5/22/10

Look, Eat

Aren't the Chinese strange for wanting to look at animals in a zoo and then eat them for lunch?
After watching the beasts in their cages, diners at the zoo's restaurant can gnaw on the webbed toes of a hippopotamus, chew a kangaroo tail, nibble a deer's penis or slurp down a bowl of ant soup.
Weird, indeed. But it's not just those wacky foreigners.  Fish is standard fare in US aquarium restaurants.  It's not quite so flagrant. Attention is not drawn to the match between exhibits and restaurant fare.  But it's considered normal to first enjoy looking, then enjoy eating.

It's not entirely unnotable that US zoos have lots of mammals on the menu, if not the very same ones on display. We're just not supposed to see a conflict between marveling at okapis and zebras and then eating another ungulate, the cow.  At our local sausage factory, you can enjoy the antics of piglets at the petting zoo on the premises, and then sample the sausages.

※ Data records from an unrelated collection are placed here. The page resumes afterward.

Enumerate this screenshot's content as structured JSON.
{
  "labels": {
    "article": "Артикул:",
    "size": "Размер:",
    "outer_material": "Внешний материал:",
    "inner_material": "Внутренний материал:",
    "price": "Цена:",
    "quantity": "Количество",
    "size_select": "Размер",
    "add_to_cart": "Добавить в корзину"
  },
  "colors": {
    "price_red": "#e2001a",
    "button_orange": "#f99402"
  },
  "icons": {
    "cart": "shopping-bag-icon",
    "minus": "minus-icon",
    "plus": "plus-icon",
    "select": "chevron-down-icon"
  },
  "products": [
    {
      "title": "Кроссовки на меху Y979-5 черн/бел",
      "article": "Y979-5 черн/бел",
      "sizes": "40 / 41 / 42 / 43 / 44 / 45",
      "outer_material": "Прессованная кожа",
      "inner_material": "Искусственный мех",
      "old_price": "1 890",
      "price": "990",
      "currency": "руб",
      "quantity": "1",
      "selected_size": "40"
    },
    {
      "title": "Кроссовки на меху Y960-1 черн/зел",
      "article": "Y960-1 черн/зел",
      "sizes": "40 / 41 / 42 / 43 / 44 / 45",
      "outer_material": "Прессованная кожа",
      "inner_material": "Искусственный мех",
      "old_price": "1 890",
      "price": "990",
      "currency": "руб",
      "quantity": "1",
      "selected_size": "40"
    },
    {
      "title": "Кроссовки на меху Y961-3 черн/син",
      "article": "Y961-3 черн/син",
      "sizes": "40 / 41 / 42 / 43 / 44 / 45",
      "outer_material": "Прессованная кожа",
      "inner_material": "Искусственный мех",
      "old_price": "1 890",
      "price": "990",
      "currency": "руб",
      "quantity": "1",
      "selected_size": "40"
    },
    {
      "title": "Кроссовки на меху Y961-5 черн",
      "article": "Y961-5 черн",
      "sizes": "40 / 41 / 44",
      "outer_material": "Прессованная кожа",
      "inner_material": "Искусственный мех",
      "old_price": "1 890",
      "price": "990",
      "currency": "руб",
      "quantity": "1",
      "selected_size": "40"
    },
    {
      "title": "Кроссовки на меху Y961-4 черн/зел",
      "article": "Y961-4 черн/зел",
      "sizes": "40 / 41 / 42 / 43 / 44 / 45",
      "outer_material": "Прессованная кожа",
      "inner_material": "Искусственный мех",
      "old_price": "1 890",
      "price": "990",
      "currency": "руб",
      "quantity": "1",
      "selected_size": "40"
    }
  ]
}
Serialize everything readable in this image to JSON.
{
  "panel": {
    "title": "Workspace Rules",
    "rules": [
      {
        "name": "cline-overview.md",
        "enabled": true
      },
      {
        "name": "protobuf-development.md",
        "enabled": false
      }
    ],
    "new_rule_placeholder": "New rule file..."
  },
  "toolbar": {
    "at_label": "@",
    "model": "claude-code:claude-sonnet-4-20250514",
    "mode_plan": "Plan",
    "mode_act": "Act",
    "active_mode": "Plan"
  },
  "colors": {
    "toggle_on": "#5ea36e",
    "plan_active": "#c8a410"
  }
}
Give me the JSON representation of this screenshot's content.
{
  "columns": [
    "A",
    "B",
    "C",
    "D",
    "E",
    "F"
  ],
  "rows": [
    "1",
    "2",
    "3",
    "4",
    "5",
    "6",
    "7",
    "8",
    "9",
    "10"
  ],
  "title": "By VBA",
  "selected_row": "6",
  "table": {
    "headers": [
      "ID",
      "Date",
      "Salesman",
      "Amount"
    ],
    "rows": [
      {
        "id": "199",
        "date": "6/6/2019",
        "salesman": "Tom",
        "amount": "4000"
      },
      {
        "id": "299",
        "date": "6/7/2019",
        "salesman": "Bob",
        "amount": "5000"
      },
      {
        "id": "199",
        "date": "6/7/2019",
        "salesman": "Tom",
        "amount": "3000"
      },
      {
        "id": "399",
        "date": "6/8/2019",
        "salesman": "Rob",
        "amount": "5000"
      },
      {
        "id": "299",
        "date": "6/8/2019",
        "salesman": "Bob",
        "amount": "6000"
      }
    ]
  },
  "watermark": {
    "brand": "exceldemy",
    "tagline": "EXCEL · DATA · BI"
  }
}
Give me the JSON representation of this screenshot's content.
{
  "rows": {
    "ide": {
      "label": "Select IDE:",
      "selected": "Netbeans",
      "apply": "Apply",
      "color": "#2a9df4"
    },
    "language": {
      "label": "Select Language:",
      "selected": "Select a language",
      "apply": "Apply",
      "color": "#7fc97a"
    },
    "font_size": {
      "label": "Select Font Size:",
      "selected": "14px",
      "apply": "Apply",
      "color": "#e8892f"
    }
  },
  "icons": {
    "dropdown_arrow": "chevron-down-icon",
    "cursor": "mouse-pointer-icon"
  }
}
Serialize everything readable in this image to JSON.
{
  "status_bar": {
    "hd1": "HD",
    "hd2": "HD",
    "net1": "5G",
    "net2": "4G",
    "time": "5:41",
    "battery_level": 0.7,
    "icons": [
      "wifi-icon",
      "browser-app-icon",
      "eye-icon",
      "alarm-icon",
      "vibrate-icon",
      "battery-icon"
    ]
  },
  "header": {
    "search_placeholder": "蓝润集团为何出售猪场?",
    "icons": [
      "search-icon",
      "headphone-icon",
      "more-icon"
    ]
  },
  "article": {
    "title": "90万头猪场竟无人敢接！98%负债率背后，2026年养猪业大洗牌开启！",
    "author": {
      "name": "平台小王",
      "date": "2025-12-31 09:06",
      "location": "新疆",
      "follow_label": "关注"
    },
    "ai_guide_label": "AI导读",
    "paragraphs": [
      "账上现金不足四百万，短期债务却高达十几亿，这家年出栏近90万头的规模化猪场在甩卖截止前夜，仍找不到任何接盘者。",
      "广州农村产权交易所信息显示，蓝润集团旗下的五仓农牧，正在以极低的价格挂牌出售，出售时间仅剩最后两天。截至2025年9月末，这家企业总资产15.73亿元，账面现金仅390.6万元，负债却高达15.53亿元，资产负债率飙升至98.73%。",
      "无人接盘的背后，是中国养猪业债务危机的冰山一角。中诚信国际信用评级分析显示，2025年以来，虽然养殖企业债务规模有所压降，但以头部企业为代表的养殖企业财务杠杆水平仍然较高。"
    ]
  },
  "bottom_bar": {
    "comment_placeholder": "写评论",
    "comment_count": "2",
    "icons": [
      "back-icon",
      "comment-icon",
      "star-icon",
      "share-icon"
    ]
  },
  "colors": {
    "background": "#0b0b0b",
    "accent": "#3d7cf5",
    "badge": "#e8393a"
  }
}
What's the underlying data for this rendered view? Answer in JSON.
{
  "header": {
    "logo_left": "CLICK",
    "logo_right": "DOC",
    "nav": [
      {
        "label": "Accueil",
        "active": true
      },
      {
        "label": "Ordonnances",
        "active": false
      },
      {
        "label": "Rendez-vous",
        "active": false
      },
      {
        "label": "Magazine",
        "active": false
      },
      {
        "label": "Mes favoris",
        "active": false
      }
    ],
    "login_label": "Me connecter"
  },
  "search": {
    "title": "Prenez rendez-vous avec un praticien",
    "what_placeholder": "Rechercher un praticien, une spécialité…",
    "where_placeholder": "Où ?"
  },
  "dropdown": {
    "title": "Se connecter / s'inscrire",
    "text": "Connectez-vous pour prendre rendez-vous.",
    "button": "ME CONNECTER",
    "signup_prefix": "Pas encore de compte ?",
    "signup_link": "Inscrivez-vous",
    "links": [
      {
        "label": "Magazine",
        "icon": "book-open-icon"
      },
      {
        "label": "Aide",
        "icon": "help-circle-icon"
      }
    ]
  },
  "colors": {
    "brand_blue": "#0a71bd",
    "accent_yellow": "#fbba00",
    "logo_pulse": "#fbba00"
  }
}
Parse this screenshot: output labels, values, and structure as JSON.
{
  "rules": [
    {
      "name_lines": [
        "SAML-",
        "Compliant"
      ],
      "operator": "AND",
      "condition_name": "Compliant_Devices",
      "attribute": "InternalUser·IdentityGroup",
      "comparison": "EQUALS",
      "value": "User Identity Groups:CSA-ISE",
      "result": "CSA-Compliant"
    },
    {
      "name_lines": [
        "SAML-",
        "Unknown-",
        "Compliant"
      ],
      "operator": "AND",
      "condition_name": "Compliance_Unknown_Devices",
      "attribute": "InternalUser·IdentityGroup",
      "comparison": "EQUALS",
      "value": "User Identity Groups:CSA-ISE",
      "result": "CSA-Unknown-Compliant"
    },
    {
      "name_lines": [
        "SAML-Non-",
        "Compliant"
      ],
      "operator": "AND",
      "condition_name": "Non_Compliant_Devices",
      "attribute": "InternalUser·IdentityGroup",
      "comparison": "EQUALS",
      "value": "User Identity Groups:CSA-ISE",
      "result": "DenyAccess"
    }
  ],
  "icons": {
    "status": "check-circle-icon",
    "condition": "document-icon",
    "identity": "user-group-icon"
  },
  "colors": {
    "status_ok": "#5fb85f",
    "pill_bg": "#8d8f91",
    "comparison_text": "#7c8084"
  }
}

So you see, it's not just the Chinese.

1 comment:

David said...

I was pretty annoyed about this when I went to the new Academy of Sciences museum in San Francisco. They had a large global warming exhibit, including a sizeable section about meat and dairy consumption and its negative environmental effects. The exhibit urged people to consider drastically reducing their consumption of meat and dairy. That section was, literally, right next to the museum restaurant which only had one vegetarian (not vegan entree). I wouldn't even have complained if it was all sustainable seafood and maybe a single chicken dish, but there were several red meat options, lots of chicken, a little fish and one veg option. I mean, what a great opportunity to show people who don't think about these issues that there are delicious veg and vegan entrees that can be a real alternative for them. A real squandered opportunity - it made me feel like the whole exhibit was disingenuous if they weren't even going to make marginal steps to back up the exhortations with concrete action (and in SF no less).